C’est aussi le cas de la forte mobilisation pour la sauvegarde d’une maternité du Blanc dans l’Indre. On pense aussi bien évidemment à la mobilisation des gilets jaunes, qui regroupent de nombreux travailleurs, qui n’ont d’autre choix pour aller travailler, faire leurs courses, se soigner que de prendre leur voiture et subir la hausse des prix de l’essence, et ceci alors que les services publics, les administrations et les transports publics sont supprimés en raison des coupes budgétaires opérées par le gouvernement.

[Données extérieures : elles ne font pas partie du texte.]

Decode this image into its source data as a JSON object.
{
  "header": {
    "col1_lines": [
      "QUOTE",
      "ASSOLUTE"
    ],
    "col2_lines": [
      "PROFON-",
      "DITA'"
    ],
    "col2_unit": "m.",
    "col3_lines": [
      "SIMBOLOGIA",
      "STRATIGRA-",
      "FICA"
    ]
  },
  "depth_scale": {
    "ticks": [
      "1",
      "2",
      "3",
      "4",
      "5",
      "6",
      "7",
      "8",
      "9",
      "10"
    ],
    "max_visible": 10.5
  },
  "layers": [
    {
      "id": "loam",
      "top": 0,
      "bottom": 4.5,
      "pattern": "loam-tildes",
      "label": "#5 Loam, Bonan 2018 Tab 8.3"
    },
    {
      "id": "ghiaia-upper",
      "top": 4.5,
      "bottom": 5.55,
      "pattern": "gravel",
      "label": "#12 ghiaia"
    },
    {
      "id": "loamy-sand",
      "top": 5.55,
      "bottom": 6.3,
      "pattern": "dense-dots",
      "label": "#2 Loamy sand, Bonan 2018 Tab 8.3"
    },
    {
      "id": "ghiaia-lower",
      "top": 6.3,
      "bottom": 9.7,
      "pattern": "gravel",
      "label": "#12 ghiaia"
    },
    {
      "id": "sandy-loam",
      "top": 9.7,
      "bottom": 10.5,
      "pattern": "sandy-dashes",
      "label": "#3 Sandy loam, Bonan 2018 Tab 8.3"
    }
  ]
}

Chez les enseignants, les images montrant l’agression d’une enseignante par un élève dans un lycée de la région parisienne a déclenché un mouvement spontané de réactions de la part de nombreux personnels de l’éducation nationale dénonçant la passivité de leur hiérarchie. Mais en creux, ce sont les organisations syndicales qui sont montrées du doigt. Depuis des années plutôt que d’organiser la lutte contre le démantèlement de l’enseignement public, elles acceptent de négocier les remises en cause des statuts, l’augmentation du temps de travail, la baisse généralisée des moyens, la précarisation des personnels.

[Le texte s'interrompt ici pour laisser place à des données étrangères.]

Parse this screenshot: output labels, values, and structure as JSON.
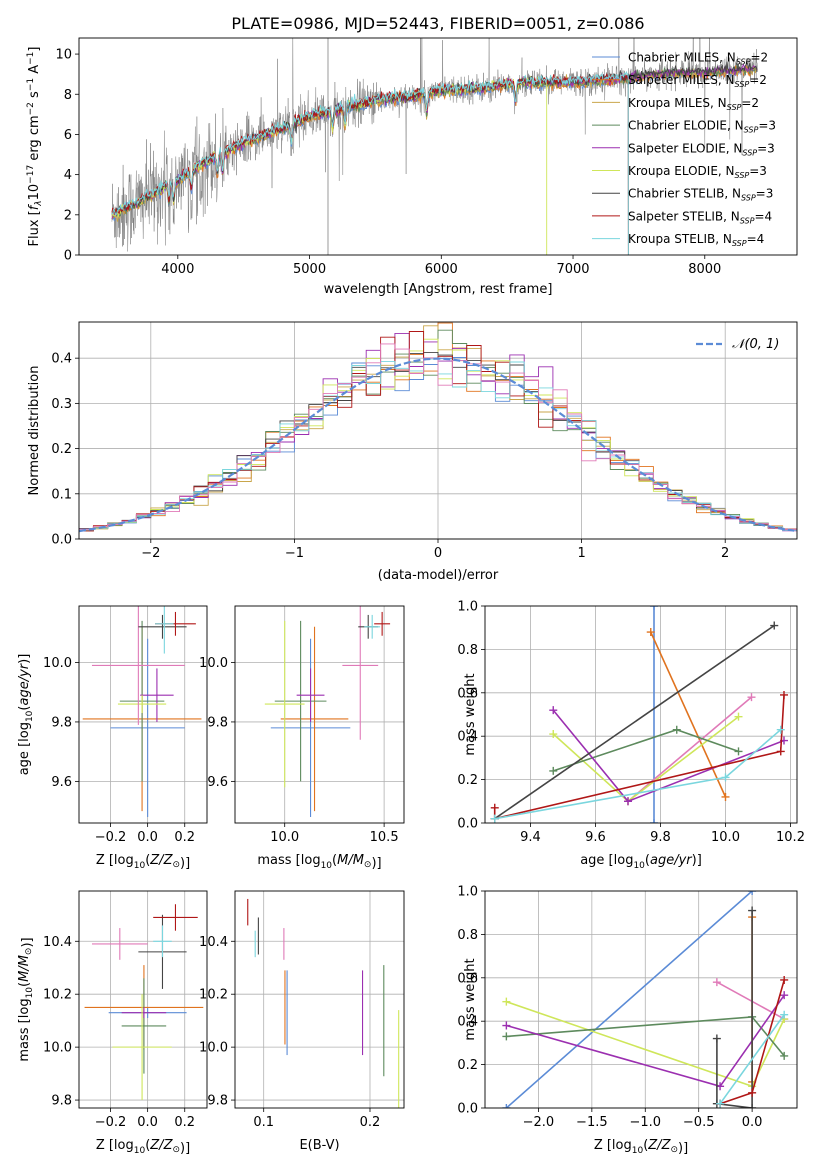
{
  "figure_title": "PLATE=0986, MJD=52443, FIBERID=0051, z=0.086",
  "colors": {
    "Chabrier MILES": "#5b8bd6",
    "Salpeter MILES": "#e0731f",
    "Kroupa MILES": "#c9a64b",
    "Chabrier ELODIE": "#5d8a5d",
    "Salpeter ELODIE": "#9b2fb0",
    "Kroupa ELODIE": "#cfe65a",
    "Chabrier STELIB": "#444444",
    "Salpeter STELIB": "#b01717",
    "Kroupa STELIB": "#7ad6de",
    "Kroupa ELODIE cross": "#e07ab8",
    "observed": "#808080",
    "gaussian": "#5b8bd6",
    "grid": "#b0b0b0"
  },
  "chart_data": [
    {
      "id": "spectrum",
      "type": "line",
      "title": "PLATE=0986, MJD=52443, FIBERID=0051, z=0.086",
      "xlabel": "wavelength [Angstrom, rest frame]",
      "ylabel": "Flux [f_λ 10^-17 erg cm^-2 s^-1 A^-1]",
      "xlim": [
        3250,
        8700
      ],
      "ylim": [
        0,
        10.8
      ],
      "xticks": [
        4000,
        5000,
        6000,
        7000,
        8000
      ],
      "yticks": [
        0,
        2,
        4,
        6,
        8,
        10
      ],
      "grid": false,
      "legend_position": "right",
      "legend": [
        {
          "label": "Chabrier MILES, N",
          "sub": "SSP",
          "tail": "=2"
        },
        {
          "label": "Salpeter MILES, N",
          "sub": "SSP",
          "tail": "=2"
        },
        {
          "label": "Kroupa MILES, N",
          "sub": "SSP",
          "tail": "=2"
        },
        {
          "label": "Chabrier ELODIE, N",
          "sub": "SSP",
          "tail": "=3"
        },
        {
          "label": "Salpeter ELODIE, N",
          "sub": "SSP",
          "tail": "=3"
        },
        {
          "label": "Kroupa ELODIE, N",
          "sub": "SSP",
          "tail": "=3"
        },
        {
          "label": "Chabrier STELIB, N",
          "sub": "SSP",
          "tail": "=3"
        },
        {
          "label": "Salpeter STELIB, N",
          "sub": "SSP",
          "tail": "=4"
        },
        {
          "label": "Kroupa STELIB, N",
          "sub": "SSP",
          "tail": "=4"
        }
      ],
      "continuum_x": [
        3500,
        3700,
        3900,
        4000,
        4200,
        4500,
        4800,
        5000,
        5200,
        5500,
        5800,
        6000,
        6300,
        6600,
        6800,
        7000,
        7200,
        7400,
        7600,
        7800,
        8000,
        8200,
        8400
      ],
      "continuum_y": [
        2.0,
        2.6,
        3.4,
        3.7,
        4.6,
        5.6,
        6.3,
        6.9,
        7.2,
        7.7,
        7.9,
        8.2,
        8.3,
        8.6,
        8.6,
        8.6,
        8.7,
        8.8,
        9.0,
        9.1,
        9.1,
        9.2,
        9.3
      ],
      "model_x_range": [
        3500,
        8400
      ],
      "observed_x_range": [
        3500,
        8400
      ],
      "model_cutoffs": {
        "Kroupa ELODIE": 6800,
        "Salpeter STELIB": 7420,
        "Kroupa STELIB": 7420
      }
    },
    {
      "id": "residuals",
      "type": "step",
      "xlabel": "(data-model)/error",
      "ylabel": "Normed distribution",
      "xlim": [
        -2.5,
        2.5
      ],
      "ylim": [
        0,
        0.48
      ],
      "xticks": [
        -2,
        -1,
        0,
        1,
        2
      ],
      "yticks": [
        0.0,
        0.1,
        0.2,
        0.3,
        0.4
      ],
      "grid": true,
      "legend": [
        {
          "label": "𝒩(0, 1)"
        }
      ],
      "legend_position": "top-right",
      "bin_width": 0.1,
      "reference_curve": "standard normal density"
    },
    {
      "id": "age_vs_Z",
      "type": "scatter",
      "xlabel": "Z [log10(Z/Z⊙)]",
      "ylabel": "age [log10(age/yr)]",
      "xlim": [
        -0.37,
        0.32
      ],
      "ylim": [
        9.46,
        10.19
      ],
      "xticks": [
        -0.2,
        0.0,
        0.2
      ],
      "yticks": [
        9.6,
        9.8,
        10.0
      ],
      "grid": true,
      "points": [
        {
          "series": "Chabrier MILES",
          "x": 0.0,
          "y": 9.78,
          "xerr": 0.2,
          "yerr": 0.3
        },
        {
          "series": "Salpeter MILES",
          "x": -0.03,
          "y": 9.81,
          "xerr": 0.32,
          "yerr": 0.31
        },
        {
          "series": "Chabrier ELODIE",
          "x": -0.03,
          "y": 9.87,
          "xerr": 0.12,
          "yerr": 0.27
        },
        {
          "series": "Salpeter ELODIE",
          "x": 0.05,
          "y": 9.89,
          "xerr": 0.09,
          "yerr": 0.09
        },
        {
          "series": "Kroupa ELODIE",
          "x": -0.03,
          "y": 9.86,
          "xerr": 0.13,
          "yerr": 0.03
        },
        {
          "series": "Kroupa ELODIE cross",
          "x": -0.05,
          "y": 9.99,
          "xerr": 0.25,
          "yerr": 0.2
        },
        {
          "series": "Chabrier STELIB",
          "x": 0.08,
          "y": 10.12,
          "xerr": 0.13,
          "yerr": 0.04
        },
        {
          "series": "Salpeter STELIB",
          "x": 0.15,
          "y": 10.13,
          "xerr": 0.11,
          "yerr": 0.04
        },
        {
          "series": "Kroupa STELIB",
          "x": 0.09,
          "y": 10.13,
          "xerr": 0.05,
          "yerr": 0.1
        }
      ]
    },
    {
      "id": "age_vs_mass",
      "type": "scatter",
      "xlabel": "mass [log10(M/M⊙)]",
      "ylabel": "",
      "xlim": [
        9.75,
        10.6
      ],
      "ylim": [
        9.46,
        10.19
      ],
      "xticks": [
        10.0,
        10.5
      ],
      "yticks": [
        9.6,
        9.8,
        10.0
      ],
      "grid": true,
      "points": [
        {
          "series": "Chabrier MILES",
          "x": 10.13,
          "y": 9.78,
          "xerr": 0.2,
          "yerr": 0.3
        },
        {
          "series": "Salpeter MILES",
          "x": 10.15,
          "y": 9.81,
          "xerr": 0.17,
          "yerr": 0.31
        },
        {
          "series": "Chabrier ELODIE",
          "x": 10.08,
          "y": 9.87,
          "xerr": 0.13,
          "yerr": 0.27
        },
        {
          "series": "Salpeter ELODIE",
          "x": 10.13,
          "y": 9.89,
          "xerr": 0.07,
          "yerr": 0.09
        },
        {
          "series": "Kroupa ELODIE",
          "x": 10.0,
          "y": 9.86,
          "xerr": 0.1,
          "yerr": 0.28
        },
        {
          "series": "Kroupa ELODIE cross",
          "x": 10.38,
          "y": 9.99,
          "xerr": 0.09,
          "yerr": 0.25
        },
        {
          "series": "Chabrier STELIB",
          "x": 10.42,
          "y": 10.12,
          "xerr": 0.05,
          "yerr": 0.04
        },
        {
          "series": "Salpeter STELIB",
          "x": 10.49,
          "y": 10.13,
          "xerr": 0.04,
          "yerr": 0.04
        },
        {
          "series": "Kroupa STELIB",
          "x": 10.44,
          "y": 10.12,
          "xerr": 0.04,
          "yerr": 0.04
        }
      ]
    },
    {
      "id": "weight_vs_age",
      "type": "line",
      "xlabel": "age [log10(age/yr)]",
      "ylabel": "mass weight",
      "xlim": [
        9.26,
        10.22
      ],
      "ylim": [
        0,
        1.0
      ],
      "xticks": [
        9.4,
        9.6,
        9.8,
        10.0,
        10.2
      ],
      "yticks": [
        0.0,
        0.2,
        0.4,
        0.6,
        0.8,
        1.0
      ],
      "grid": true,
      "series": [
        {
          "series": "Chabrier MILES",
          "x": [
            9.78,
            9.78
          ],
          "y": [
            0.0,
            1.0
          ]
        },
        {
          "series": "Salpeter MILES",
          "x": [
            9.77,
            10.0
          ],
          "y": [
            0.88,
            0.12
          ]
        },
        {
          "series": "Kroupa ELODIE cross",
          "x": [
            9.7,
            10.08
          ],
          "y": [
            0.1,
            0.58
          ]
        },
        {
          "series": "Kroupa ELODIE",
          "x": [
            9.47,
            9.7,
            10.04
          ],
          "y": [
            0.41,
            0.1,
            0.49
          ]
        },
        {
          "series": "Chabrier ELODIE",
          "x": [
            9.47,
            9.85,
            10.04
          ],
          "y": [
            0.24,
            0.43,
            0.33
          ]
        },
        {
          "series": "Salpeter ELODIE",
          "x": [
            9.47,
            9.7,
            10.18
          ],
          "y": [
            0.52,
            0.1,
            0.38
          ]
        },
        {
          "series": "Chabrier STELIB",
          "x": [
            9.29,
            10.15
          ],
          "y": [
            0.02,
            0.91
          ]
        },
        {
          "series": "Salpeter STELIB",
          "x": [
            9.29,
            9.29,
            10.17,
            10.18
          ],
          "y": [
            0.07,
            0.02,
            0.33,
            0.59
          ]
        },
        {
          "series": "Kroupa STELIB",
          "x": [
            9.29,
            10.0,
            10.17
          ],
          "y": [
            0.02,
            0.21,
            0.43
          ]
        }
      ]
    },
    {
      "id": "mass_vs_Z",
      "type": "scatter",
      "xlabel": "Z [log10(Z/Z⊙)]",
      "ylabel": "mass [log10(M/M⊙)]",
      "xlim": [
        -0.37,
        0.32
      ],
      "ylim": [
        9.77,
        10.59
      ],
      "xticks": [
        -0.2,
        0.0,
        0.2
      ],
      "yticks": [
        9.8,
        10.0,
        10.2,
        10.4
      ],
      "grid": true,
      "points": [
        {
          "series": "Chabrier MILES",
          "x": 0.0,
          "y": 10.13,
          "xerr": 0.21,
          "yerr": 0.02
        },
        {
          "series": "Salpeter MILES",
          "x": -0.02,
          "y": 10.15,
          "xerr": 0.32,
          "yerr": 0.16
        },
        {
          "series": "Chabrier ELODIE",
          "x": -0.02,
          "y": 10.08,
          "xerr": 0.12,
          "yerr": 0.18
        },
        {
          "series": "Salpeter ELODIE",
          "x": -0.02,
          "y": 10.13,
          "xerr": 0.12,
          "yerr": 0.02
        },
        {
          "series": "Kroupa ELODIE",
          "x": -0.03,
          "y": 10.0,
          "xerr": 0.16,
          "yerr": 0.2
        },
        {
          "series": "Kroupa ELODIE cross",
          "x": -0.15,
          "y": 10.39,
          "xerr": 0.15,
          "yerr": 0.06
        },
        {
          "series": "Chabrier STELIB",
          "x": 0.08,
          "y": 10.36,
          "xerr": 0.13,
          "yerr": 0.14
        },
        {
          "series": "Salpeter STELIB",
          "x": 0.15,
          "y": 10.49,
          "xerr": 0.12,
          "yerr": 0.05
        },
        {
          "series": "Kroupa STELIB",
          "x": 0.08,
          "y": 10.4,
          "xerr": 0.05,
          "yerr": 0.06
        }
      ]
    },
    {
      "id": "mass_vs_ebv",
      "type": "scatter",
      "xlabel": "E(B-V)",
      "ylabel": "",
      "xlim": [
        0.073,
        0.232
      ],
      "ylim": [
        9.77,
        10.59
      ],
      "xticks": [
        0.1,
        0.2
      ],
      "yticks": [
        9.8,
        10.0,
        10.2,
        10.4
      ],
      "grid": true,
      "points": [
        {
          "series": "Chabrier MILES",
          "x": 0.122,
          "y": 10.13,
          "xerr": 0.0,
          "yerr": 0.16
        },
        {
          "series": "Salpeter MILES",
          "x": 0.12,
          "y": 10.15,
          "xerr": 0.0,
          "yerr": 0.14
        },
        {
          "series": "Kroupa ELODIE cross",
          "x": 0.119,
          "y": 10.39,
          "xerr": 0.0,
          "yerr": 0.06
        },
        {
          "series": "Salpeter STELIB",
          "x": 0.085,
          "y": 10.51,
          "xerr": 0.0,
          "yerr": 0.05
        },
        {
          "series": "Kroupa STELIB",
          "x": 0.092,
          "y": 10.39,
          "xerr": 0.0,
          "yerr": 0.05
        },
        {
          "series": "Chabrier STELIB",
          "x": 0.095,
          "y": 10.42,
          "xerr": 0.0,
          "yerr": 0.07
        },
        {
          "series": "Salpeter ELODIE",
          "x": 0.193,
          "y": 10.13,
          "xerr": 0.0,
          "yerr": 0.16
        },
        {
          "series": "Chabrier ELODIE",
          "x": 0.213,
          "y": 10.1,
          "xerr": 0.0,
          "yerr": 0.21
        },
        {
          "series": "Kroupa ELODIE",
          "x": 0.227,
          "y": 9.92,
          "xerr": 0.0,
          "yerr": 0.22
        }
      ]
    },
    {
      "id": "weight_vs_Z",
      "type": "line",
      "xlabel": "Z [log10(Z/Z⊙)]",
      "ylabel": "mass weight",
      "xlim": [
        -2.5,
        0.42
      ],
      "ylim": [
        0,
        1.0
      ],
      "xticks": [
        -2.0,
        -1.5,
        -1.0,
        -0.5,
        0.0
      ],
      "yticks": [
        0.0,
        0.2,
        0.4,
        0.6,
        0.8,
        1.0
      ],
      "grid": true,
      "series": [
        {
          "series": "Chabrier MILES",
          "x": [
            -2.3,
            0.0
          ],
          "y": [
            0.0,
            1.0
          ]
        },
        {
          "series": "Salpeter MILES",
          "x": [
            0.0,
            0.0
          ],
          "y": [
            0.88,
            0.12
          ]
        },
        {
          "series": "Kroupa ELODIE cross",
          "x": [
            -0.33,
            0.3
          ],
          "y": [
            0.58,
            0.41
          ]
        },
        {
          "series": "Kroupa ELODIE",
          "x": [
            -2.3,
            0.0,
            0.3
          ],
          "y": [
            0.49,
            0.1,
            0.41
          ]
        },
        {
          "series": "Chabrier ELODIE",
          "x": [
            -2.3,
            0.0,
            0.3
          ],
          "y": [
            0.33,
            0.42,
            0.24
          ]
        },
        {
          "series": "Salpeter ELODIE",
          "x": [
            -2.3,
            -0.3,
            0.3
          ],
          "y": [
            0.38,
            0.1,
            0.52
          ]
        },
        {
          "series": "Chabrier STELIB",
          "x": [
            -0.33,
            -0.33,
            0.0,
            0.0
          ],
          "y": [
            0.32,
            0.02,
            0.0,
            0.91
          ]
        },
        {
          "series": "Salpeter STELIB",
          "x": [
            -0.3,
            0.0,
            0.3
          ],
          "y": [
            0.02,
            0.07,
            0.59
          ]
        },
        {
          "series": "Kroupa STELIB",
          "x": [
            -0.3,
            0.3
          ],
          "y": [
            0.02,
            0.43
          ]
        }
      ]
    }
  ]
}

L’ensemble de ces mobilisations, de ces luttes, de ces grèves vont dans le même sens : elles s’opposent frontalement aux politiques gouvernementales intégralement au profit des grands capitalistes, elles s’opposent aux directives européennes de privatisation des services publics et de remise en cause des droits des travailleurs. Elles s’opposent aussi, dans les faits à la politiques des directions des organisations syndicales.
C’est tout cela qu’il faut avoir en tête pour mesurer l’immense responsabilité qui est celles des directions politiques et syndicales dans la situation sociale actuelle. En effet, alors que les mobilisations sociales et politiques se comptent par dizaines voire par centaines chaque jour à travers le pays, alors que des secteurs entiers sont déjà en mouvement contre les politiques gouvernementales (santé, éducation, transports en particulier), les directions syndicales, toutes les directions syndicales jouent le jeu du « dialogue social » avec ce gouvernement archi-minoritaire, archi-affaibli, pour lui sauver la mise.

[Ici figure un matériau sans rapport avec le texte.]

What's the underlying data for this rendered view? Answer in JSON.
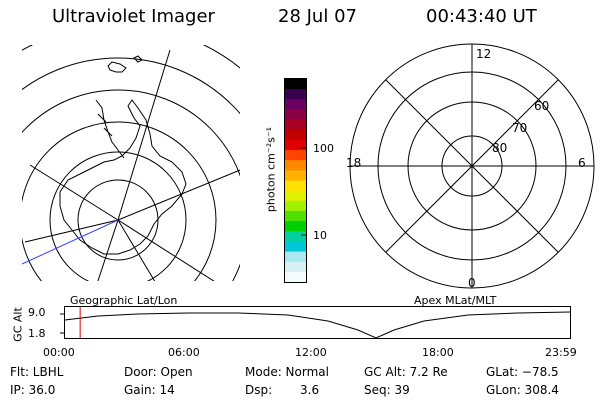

La politique actuelle des directions syndicales cherche bien à diviser, démoraliser les couches les plus déterminées des travailleurs capables d’entraîner les autres avec eux dans une mobilisation d’ensemble. Les techniques sont connues : journées d’action sans lendemain comme ça a été encore le cas le 9 octobre dernier, éparpillement des dates. Les tactiques de dévoiement consistent également à chercher, de la part des militants politiques, à enfermer les luttes sociales dans la voie sans issue et institutionnelle que représentent les élections, la prochaine échéance étant celle des élections européennes, comme s’il était possible de réformer la la moribonde Union Européenne.
L’enjeu aujourd’hui pour les travailleurs et les jeunes, c’est bien de mettre un coup d’arrêt à la politique du gouvernement. Ce dernier, avec l’aide explicite des directions syndicales, veut remettre en cause, ni plus ni mois que l’assurance chômage, la sécurité sociale, le système de retraites par répartition, le statut de la fonction publique. Face à cela, il faut, de manière urgente, s’organiser, s’appuyer sur le mouvement réel des travailleurs, lutter pour unifier par le bas les mobilisations et les revendications : en d’autre termes s’atteler à construire la grève générale. La très longues listes des grèves et des mobilisations indique que les conditions sont plus que réunies pour atteindre aller dans ce sens.